Maria




Carioca da gema, com 11 anos escolhida para subir no coreto e, sem ler nem gaguejar, homenagear com um discurso inflamado o presidente do Estado do Rio de Janeiro, Raul Veiga. Aplaudida, sai notícia até no Jornal do Brasil. Com a doença do pulmão do pai, muda-se para Barbacena.

Nestor, o primeiro namorado, goleiro do Olimpia. Mas foi com Djalma que Maria casou e, com um conto de réis, fez todo o enxoval. A firma Dolabella mandou Djalma lá para Molevade e com ele lá foi Maria. Mocinha bonita de cabelos e olhos de jabuticaba. A casinha de pau-a-pique. Luz só de lampião.

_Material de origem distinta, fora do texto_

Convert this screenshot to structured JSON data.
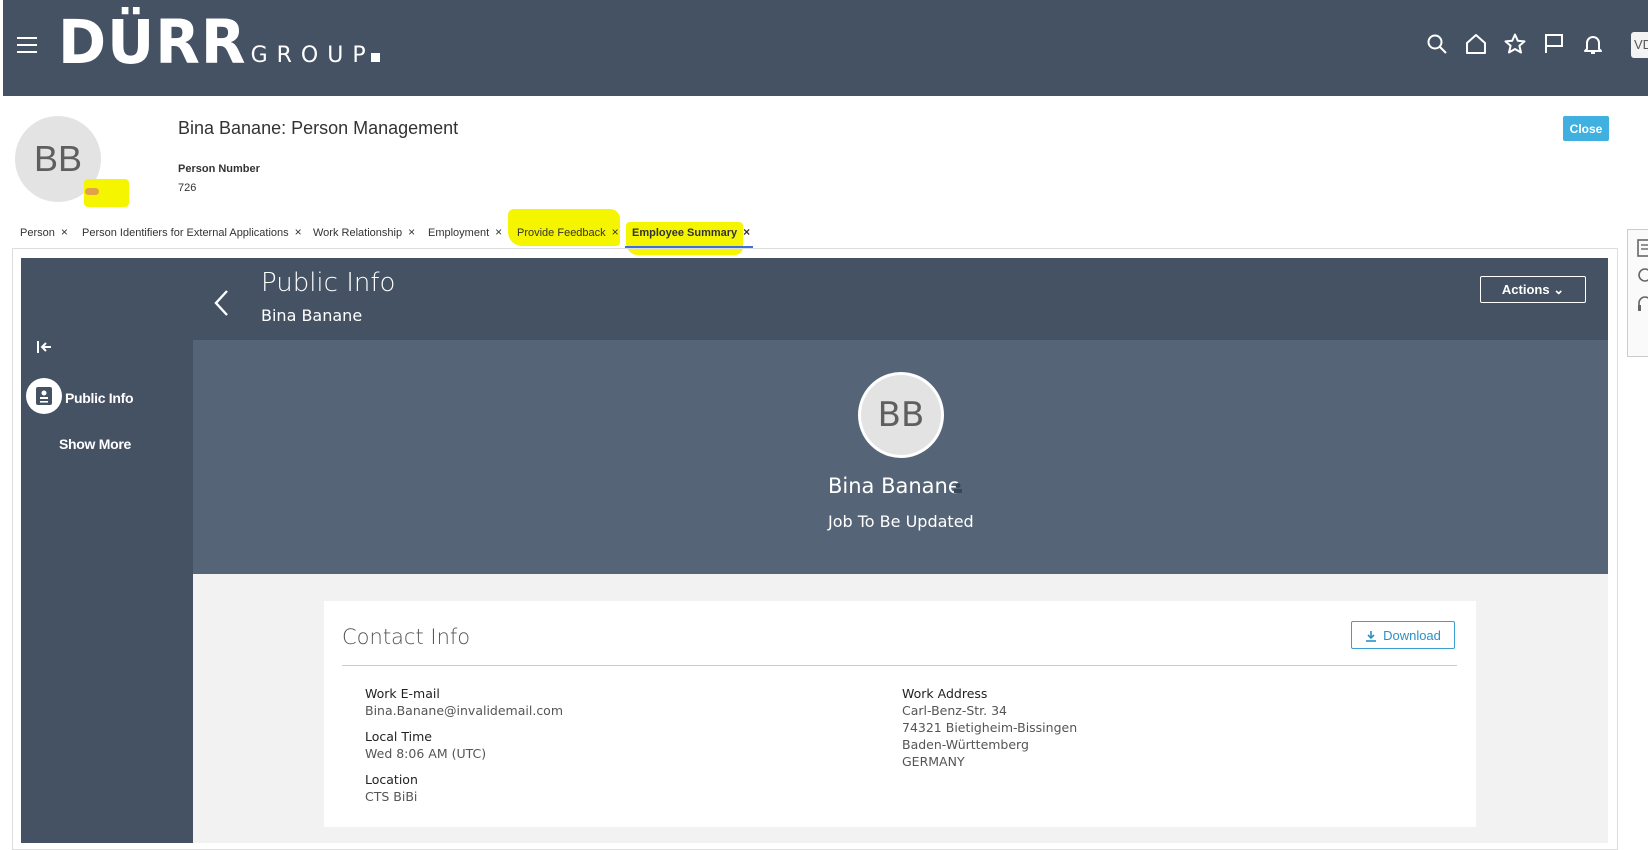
{
  "brand": {
    "name": "DÜRR",
    "sub": "GROUP"
  },
  "header_icons": [
    "search-icon",
    "home-icon",
    "star-icon",
    "flag-icon",
    "bell-icon"
  ],
  "user_badge": "VD",
  "person": {
    "initials": "BB",
    "title": "Bina Banane: Person Management",
    "number_label": "Person Number",
    "number": "726"
  },
  "close_label": "Close",
  "tabs": [
    {
      "label": "Person"
    },
    {
      "label": "Person Identifiers for External Applications"
    },
    {
      "label": "Work Relationship"
    },
    {
      "label": "Employment"
    },
    {
      "label": "Provide Feedback"
    },
    {
      "label": "Employee Summary"
    }
  ],
  "tab_close": "×",
  "panel": {
    "title": "Public Info",
    "subtitle": "Bina Banane",
    "actions_label": "Actions",
    "nav": {
      "public_info": "Public Info",
      "show_more": "Show More"
    }
  },
  "hero": {
    "initials": "BB",
    "name": "Bina Banane",
    "job": "Job To Be Updated"
  },
  "contact": {
    "title": "Contact Info",
    "download_label": "Download",
    "work_email_label": "Work E-mail",
    "work_email": "Bina.Banane@invalidemail.com",
    "local_time_label": "Local Time",
    "local_time": "Wed 8:06 AM (UTC)",
    "location_label": "Location",
    "location": "CTS BiBi",
    "work_address_label": "Work Address",
    "address_lines": [
      "Carl-Benz-Str. 34",
      "74321 Bietigheim-Bissingen",
      "Baden-Württemberg",
      "GERMANY"
    ]
  },
  "colors": {
    "topbar": "#445264",
    "hero": "#556476",
    "accent": "#3fb0e0",
    "highlight": "#f5f500"
  }
}
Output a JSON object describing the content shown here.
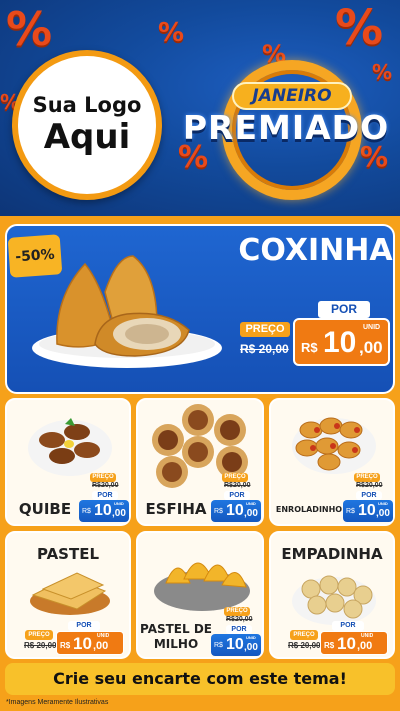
{
  "header": {
    "logo_line1": "Sua Logo",
    "logo_line2": "Aqui",
    "badge_top": "JANEIRO",
    "badge_main": "PREMIADO",
    "percent_symbol": "%"
  },
  "featured": {
    "discount": "-50%",
    "name": "COXINHA",
    "por_label": "POR",
    "preco_label": "PREÇO",
    "old_price": "R$ 20,00",
    "currency": "R$",
    "price_int": "10",
    "price_dec": ",00",
    "unit": "UNID"
  },
  "products": [
    {
      "name": "QUIBE",
      "preco_label": "PREÇO",
      "old_price": "R$20,00",
      "por_label": "POR",
      "currency": "R$",
      "price_int": "10",
      "price_dec": ",00",
      "unit": "UNID"
    },
    {
      "name": "ESFIHA",
      "preco_label": "PREÇO",
      "old_price": "R$20,00",
      "por_label": "POR",
      "currency": "R$",
      "price_int": "10",
      "price_dec": ",00",
      "unit": "UNID"
    },
    {
      "name": "ENROLADINHO",
      "preco_label": "PREÇO",
      "old_price": "R$20,00",
      "por_label": "POR",
      "currency": "R$",
      "price_int": "10",
      "price_dec": ",00",
      "unit": "UNID"
    },
    {
      "name": "PASTEL",
      "preco_label": "PREÇO",
      "old_price": "R$ 20,00",
      "por_label": "POR",
      "currency": "R$",
      "price_int": "10",
      "price_dec": ",00",
      "unit": "UNID"
    },
    {
      "name_l1": "PASTEL DE",
      "name_l2": "MILHO",
      "preco_label": "PREÇO",
      "old_price": "R$20,00",
      "por_label": "POR",
      "currency": "R$",
      "price_int": "10",
      "price_dec": ",00",
      "unit": "UNID"
    },
    {
      "name": "EMPADINHA",
      "preco_label": "PREÇO",
      "old_price": "R$ 20,00",
      "por_label": "POR",
      "currency": "R$",
      "price_int": "10",
      "price_dec": ",00",
      "unit": "UNID"
    }
  ],
  "footer": {
    "cta": "Crie seu encarte com este tema!",
    "disclaimer": "*Imagens Meramente Ilustrativas"
  },
  "colors": {
    "header_blue": "#124a9c",
    "orange": "#f6a11a",
    "price_blue": "#1458c0",
    "percent_red": "#e84a1b"
  }
}
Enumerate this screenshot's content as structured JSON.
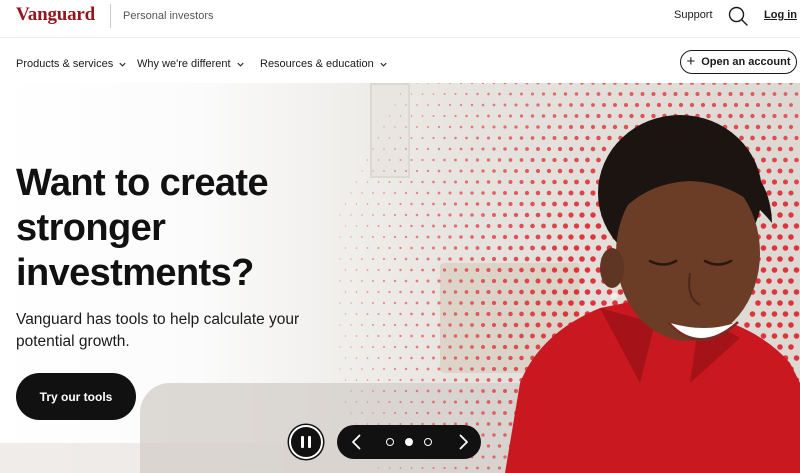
{
  "header": {
    "logo_text": "Vanguard",
    "site_label": "Personal investors",
    "support_label": "Support",
    "search_icon": "search-icon",
    "login_label": "Log in"
  },
  "nav": {
    "items": [
      {
        "label": "Products & services"
      },
      {
        "label": "Why we're different"
      },
      {
        "label": "Resources & education"
      }
    ],
    "open_account_label": "Open an account"
  },
  "hero": {
    "title": "Want to create stronger investments?",
    "subtitle": "Vanguard has tools to help calculate your potential growth.",
    "cta_label": "Try our tools",
    "carousel": {
      "slide_count": 3,
      "active_slide": 2,
      "pause_icon": "pause-icon",
      "prev_icon": "chevron-left-icon",
      "next_icon": "chevron-right-icon"
    }
  },
  "colors": {
    "brand": "#96151d",
    "dot_accent": "#e0202b",
    "shirt": "#c9181f",
    "dark": "#111111"
  }
}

Voltou para Barbacena para ter a primeira filha e ficou lá até acabar a revolução. Passou por Lavras, Belo Horizonte. Mais dois filhos nasceram. Um aborto e mais um filho. Vinho do Porto e marmelada para fortificar. Partem para Foz do Iguaçu. 24 horas de trem. Em Porto Mendes, São Paulo, pegam o vapor argentino Cruz de Malta. Foram 8 dias de viagem. Ficaram ali quase um ano e meio. Para Maria foi o purgatório. Naquela época, Foz era horrível, não tinha asfalto, 11 horas e a luz já apagava.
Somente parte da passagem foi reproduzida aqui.